For all formats, compressed data in gzip format is also supported (.gz).
The General options to the left are:
- Paired reads. The paired protocol for 454 entails that the forward and reverse reads are separated by a linker sequence. During import of paired data, the linker sequence is removed and the forward and reverse reads are separated and put into the same sequence list (their status as forward and reverse reads is preserved). You can change the linker sequence in the Preferences (in the Edit menu) under Data. Since the linker for the FLX and Titanium versions are different, you can choose the appropriate protocol during import, and in the preferences you can supply a linker for both platforms (see figure 6.5. Note that since the FLX linker is palindromic, it will only be searched on the plus strand, whereas the Titanium linker will be found on both strands. Some of the sequences may not have the linker in the middle of the sequence, and in that case the partial linker sequence is still removed, and the single read is put into a separate sequence list. Thus when you import 454 paired data, you may end up with two sequence lists: one for paired reads and one for single reads. Note that for de novo assembly projects, only the paired list should be used since the single reads list may contain reads where there is still a linker sequence present but only partially due to sequencing errors. Read more about handling paired data.
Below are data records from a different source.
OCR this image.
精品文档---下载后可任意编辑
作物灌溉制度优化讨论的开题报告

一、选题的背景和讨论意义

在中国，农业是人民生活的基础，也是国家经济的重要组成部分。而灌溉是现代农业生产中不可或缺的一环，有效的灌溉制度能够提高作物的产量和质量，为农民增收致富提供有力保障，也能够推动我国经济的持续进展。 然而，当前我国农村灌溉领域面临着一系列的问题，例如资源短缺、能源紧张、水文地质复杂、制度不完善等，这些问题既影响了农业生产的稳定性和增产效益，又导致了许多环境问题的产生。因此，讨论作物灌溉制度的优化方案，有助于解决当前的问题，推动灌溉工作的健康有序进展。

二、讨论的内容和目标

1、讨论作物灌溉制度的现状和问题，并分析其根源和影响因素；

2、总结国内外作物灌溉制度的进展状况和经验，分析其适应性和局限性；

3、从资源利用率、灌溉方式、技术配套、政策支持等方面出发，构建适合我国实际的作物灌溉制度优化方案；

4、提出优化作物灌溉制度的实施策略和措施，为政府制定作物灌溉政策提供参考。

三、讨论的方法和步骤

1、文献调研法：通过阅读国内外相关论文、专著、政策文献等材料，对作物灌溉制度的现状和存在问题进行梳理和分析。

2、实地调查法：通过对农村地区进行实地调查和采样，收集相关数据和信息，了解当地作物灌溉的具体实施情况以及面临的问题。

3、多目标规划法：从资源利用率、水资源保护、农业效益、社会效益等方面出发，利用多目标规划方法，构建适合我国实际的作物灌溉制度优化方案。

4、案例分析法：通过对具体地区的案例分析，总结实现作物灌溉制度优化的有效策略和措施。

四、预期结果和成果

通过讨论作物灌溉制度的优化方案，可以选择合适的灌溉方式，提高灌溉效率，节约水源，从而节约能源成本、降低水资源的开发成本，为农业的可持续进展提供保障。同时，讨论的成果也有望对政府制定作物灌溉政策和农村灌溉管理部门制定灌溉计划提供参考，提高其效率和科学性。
- Discard read names. For high-throughput sequencing data, the naming of the individual reads is often irrelevant given the huge amount of reads. This option allows you to discard this option to save disk space.
- Discard quality scores. Quality scores are visualized in the mapping view and they are used for SNP detection. If this is not relevant for your work, you can choose to Discard quality scores. One of the benefits from discarding quality scores is that you will gain a lot in terms of reduced disk space usage and memory consumption. If you have selected the fna/qual option and choose to discard quality scores, you do not need to select a .qual file.
Figure 6.5: Specifying linkers for 454 import.
Note! During import, partial adapter sequences are removed (TCAG and ATGC ), and if the full sequencing adapters GCCTTGCCAGCCCGCTCAG , GCCTCCCTCGCGCCATCAG or their reverse complements are found, they are also removed (including tailing Ns). If you do not wish to remove the adapter sequences (e.g. if they have already been removed by other software), please uncheck the Remove adapter sequence option.
Click Next to adjust how to handle the results. We recommend choosing Save in order to save the results directly to a folder, since you probably want to save anyway before proceeding with your analysis. There is an option to put the import data into a separate folder. This can be handy for better organizing subsequent analysis results and for batch processing.